Le soleil disparaît peu à peu derrière les cimes. Les derniers rayons réchauffent l’air frais de la plaine en contrebas, recouverte de neige. Dans ce coin perdu, quelque part, à l’écart des pistes de la petite station de Ceillac, aux portes du Queyras dans les Hautes-Alpes, on s’attend à croiser un skieur téméraire, en peau de phoque, ou du moins un tétras-lyre égaré dans ce désert figé. Mais à pas de loups, des palmes dans les bains, on aperçoit au loin des drôles d’amphibiens qui foulent prudemment le sol gelé du lac Sainte-Anne, à 2.300 mètres d’altitude.

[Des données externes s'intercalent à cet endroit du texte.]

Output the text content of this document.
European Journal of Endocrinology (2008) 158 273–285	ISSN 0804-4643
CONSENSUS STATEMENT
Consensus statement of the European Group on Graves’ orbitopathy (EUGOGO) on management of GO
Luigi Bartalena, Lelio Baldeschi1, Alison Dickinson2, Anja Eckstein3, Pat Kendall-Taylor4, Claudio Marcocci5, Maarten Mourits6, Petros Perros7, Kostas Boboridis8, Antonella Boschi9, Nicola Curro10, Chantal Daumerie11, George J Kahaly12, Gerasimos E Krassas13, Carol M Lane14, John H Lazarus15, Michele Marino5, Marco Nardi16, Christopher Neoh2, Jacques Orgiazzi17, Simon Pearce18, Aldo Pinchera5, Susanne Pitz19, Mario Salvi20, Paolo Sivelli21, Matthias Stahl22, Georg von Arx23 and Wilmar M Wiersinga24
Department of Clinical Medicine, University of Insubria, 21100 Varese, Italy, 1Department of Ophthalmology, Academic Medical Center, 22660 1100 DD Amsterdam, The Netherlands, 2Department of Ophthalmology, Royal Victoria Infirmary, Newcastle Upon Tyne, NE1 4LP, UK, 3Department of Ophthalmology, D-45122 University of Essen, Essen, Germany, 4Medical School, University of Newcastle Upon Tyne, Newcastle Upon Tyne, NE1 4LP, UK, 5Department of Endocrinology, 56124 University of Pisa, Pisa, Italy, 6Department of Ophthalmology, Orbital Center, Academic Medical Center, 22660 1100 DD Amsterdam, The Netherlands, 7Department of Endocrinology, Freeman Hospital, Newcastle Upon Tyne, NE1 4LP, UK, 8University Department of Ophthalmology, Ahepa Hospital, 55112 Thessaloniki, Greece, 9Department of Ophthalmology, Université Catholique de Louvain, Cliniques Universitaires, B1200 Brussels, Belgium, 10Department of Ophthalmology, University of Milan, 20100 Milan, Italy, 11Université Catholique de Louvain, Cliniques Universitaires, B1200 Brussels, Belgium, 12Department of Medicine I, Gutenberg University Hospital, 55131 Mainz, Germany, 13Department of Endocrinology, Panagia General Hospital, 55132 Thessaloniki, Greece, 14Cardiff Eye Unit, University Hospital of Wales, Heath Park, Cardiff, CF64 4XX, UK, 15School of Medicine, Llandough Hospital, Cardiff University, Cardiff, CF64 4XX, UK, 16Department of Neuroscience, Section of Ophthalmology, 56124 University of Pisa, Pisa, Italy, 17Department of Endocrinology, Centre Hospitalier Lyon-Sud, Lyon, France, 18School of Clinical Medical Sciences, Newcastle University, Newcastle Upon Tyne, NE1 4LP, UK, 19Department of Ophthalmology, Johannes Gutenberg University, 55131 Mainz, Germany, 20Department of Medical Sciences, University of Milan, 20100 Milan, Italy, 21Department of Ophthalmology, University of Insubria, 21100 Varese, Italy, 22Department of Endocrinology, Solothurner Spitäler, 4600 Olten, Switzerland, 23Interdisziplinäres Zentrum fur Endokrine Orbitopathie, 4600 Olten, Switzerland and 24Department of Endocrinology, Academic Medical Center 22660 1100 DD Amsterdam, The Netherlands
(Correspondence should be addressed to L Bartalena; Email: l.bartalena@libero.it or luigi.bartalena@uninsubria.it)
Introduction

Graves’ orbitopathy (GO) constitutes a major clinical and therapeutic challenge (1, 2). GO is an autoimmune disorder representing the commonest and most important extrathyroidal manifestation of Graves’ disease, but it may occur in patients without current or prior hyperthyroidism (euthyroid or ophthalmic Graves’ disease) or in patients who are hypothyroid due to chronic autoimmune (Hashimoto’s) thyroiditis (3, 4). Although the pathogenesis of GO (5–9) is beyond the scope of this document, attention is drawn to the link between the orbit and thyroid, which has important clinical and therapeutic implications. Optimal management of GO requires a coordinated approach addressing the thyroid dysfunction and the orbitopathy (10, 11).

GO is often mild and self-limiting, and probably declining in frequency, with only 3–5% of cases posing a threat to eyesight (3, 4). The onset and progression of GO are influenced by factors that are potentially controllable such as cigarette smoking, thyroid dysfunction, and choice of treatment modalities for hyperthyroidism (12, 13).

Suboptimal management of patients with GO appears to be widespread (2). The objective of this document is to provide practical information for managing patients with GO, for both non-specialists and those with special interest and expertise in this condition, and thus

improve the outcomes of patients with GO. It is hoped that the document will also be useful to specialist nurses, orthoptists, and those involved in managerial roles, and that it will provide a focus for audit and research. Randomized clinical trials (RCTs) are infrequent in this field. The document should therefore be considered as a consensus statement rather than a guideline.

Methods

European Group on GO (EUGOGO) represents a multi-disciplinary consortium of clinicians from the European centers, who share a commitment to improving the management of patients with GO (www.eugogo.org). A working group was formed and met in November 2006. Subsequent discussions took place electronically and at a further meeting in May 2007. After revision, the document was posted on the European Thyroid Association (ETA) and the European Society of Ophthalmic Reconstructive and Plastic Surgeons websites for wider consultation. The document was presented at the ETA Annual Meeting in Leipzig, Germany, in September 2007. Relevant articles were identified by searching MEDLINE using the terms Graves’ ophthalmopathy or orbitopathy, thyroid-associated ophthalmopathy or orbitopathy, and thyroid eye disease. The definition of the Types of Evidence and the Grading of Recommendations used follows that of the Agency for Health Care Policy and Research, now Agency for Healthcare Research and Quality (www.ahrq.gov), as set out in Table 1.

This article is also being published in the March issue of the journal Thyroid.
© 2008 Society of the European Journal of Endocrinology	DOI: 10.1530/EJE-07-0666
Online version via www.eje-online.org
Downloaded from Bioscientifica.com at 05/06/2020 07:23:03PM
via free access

En ce matin de janvier, à l’aube, à l’heure où blanchit la campagne, les gendarmes de la brigade fluviale et nautique de Martigues sont partis, quittant leur mer Méditerranée pour s’exercer, pour la première fois, à la plongée sous-glace. Une situation que ces gendarmes spécialisés doivent pouvoir maîtriser, afin notamment de pouvoir retrouver un skieur piégé dans cette prison givrée.
Près d’un mètre de glace
La veille, pour mener à bien cet exercice coordonné, premier du genre avec leurs collègues martégaux, les hommes du peloton de gendarmerie de haute-montagne (PGHM) de Briançon ont bataillé pendant près de trois heures à la tronçonneuse, puis à la barre à mine, afin de percer trois trous dans les 80 centimètres de glace, et ainsi délimiter sur le lac un triangle équilatéral d’un mètre de côté. Le tout avant d’acheminer les 450 kg de matériel de plongée des gendarmes martégaux grâce à la dameuse du domaine, mise à disposition par la station.
«Ce lac, c’est une sorte de mille-feuille, une superposition de couches de glaces avec de l’eau, détaille Denis Brun, secouriste au sein du PGHM. Nous avons mis en place une ligne de vie fixée à un corps mort, à l’extérieur du lac, afin de pouvoir tester la glace et pouvoir s’y rendre sans danger. Il ya eu aussi un travail de repérage afin de connaître l’épaisseur de la glace. Il a fallu percer avec la broche à glace. Et au-delà de vingt centimètres, on sait qu’on ne craint rien. »Gare d’ailleurs à celui qui voudrait littéralement sortir des sentiers battus, au risque de se retrouver prisonnier dans l’eau polaire.
Une plongée éprouvée
A noir noir à la main, Denis Brun parcourt prudemment la surface de la glace. La petite machine émet un son strident, puis un autre, et ce dans un tours de temps de plus en plus court. « Là, il est très proche ! », S’écrie le secouriste. De l’autre côté, un plongeur de la brigade nautique suit les cordes habillées en guise de ligne de vie, sans appui ni possibilité de perforer la glace qui fait office de ciel. Patiemment, calmement, le gendarme se fraye un chemin à travers les bulles d’oxygène retenues par ce plafond banquise, posé sur une eau laiteuse, où la visibilité ne dépasse pas les deux mètres… et la température les deux degrés.
Un exercice aussi physique que technique, même pour ces plongeurs aguerris, qui ont dû se changer directement dans la neige. Avec l’altitude notamment, les paliers de décompression changent, et la fatigue se fait sentir. «Je suis essoufflé, s’étonne le lieutenant Sébastien Puccini, à la tête de la brigade nautique et fluviale de Martigues. On est en altitude, et eux, les gendarmes du PGHM, ils sont des habitués. Nous, un peu moins… J’ai fait le malin tout à l’heure à monter avec mes bouteilles. J’étais vidé. Vous économisez des calories. Là, je commence à avoir froid. Et encore, on l’a fait avec le soleil ! En autonomie, je pense pouvoir déverser des recherches de train pendant quelques minutes. Mais pas plus. »
«Avec cette altitude, on manque d’oxygène, abonde Adrien, également membre de cette brigade. C’est ça le plus dur à gérer. Et puis d’habitude, quand on sort, on a le bateau, ou la rive. Là, il faut marcher dans la neige et tout porter. » Un exercice pratique rare qui aboutit à la rédaction de fiches précieuses pour anciens de nouveaux plongeurs à ces opérations périlleuses.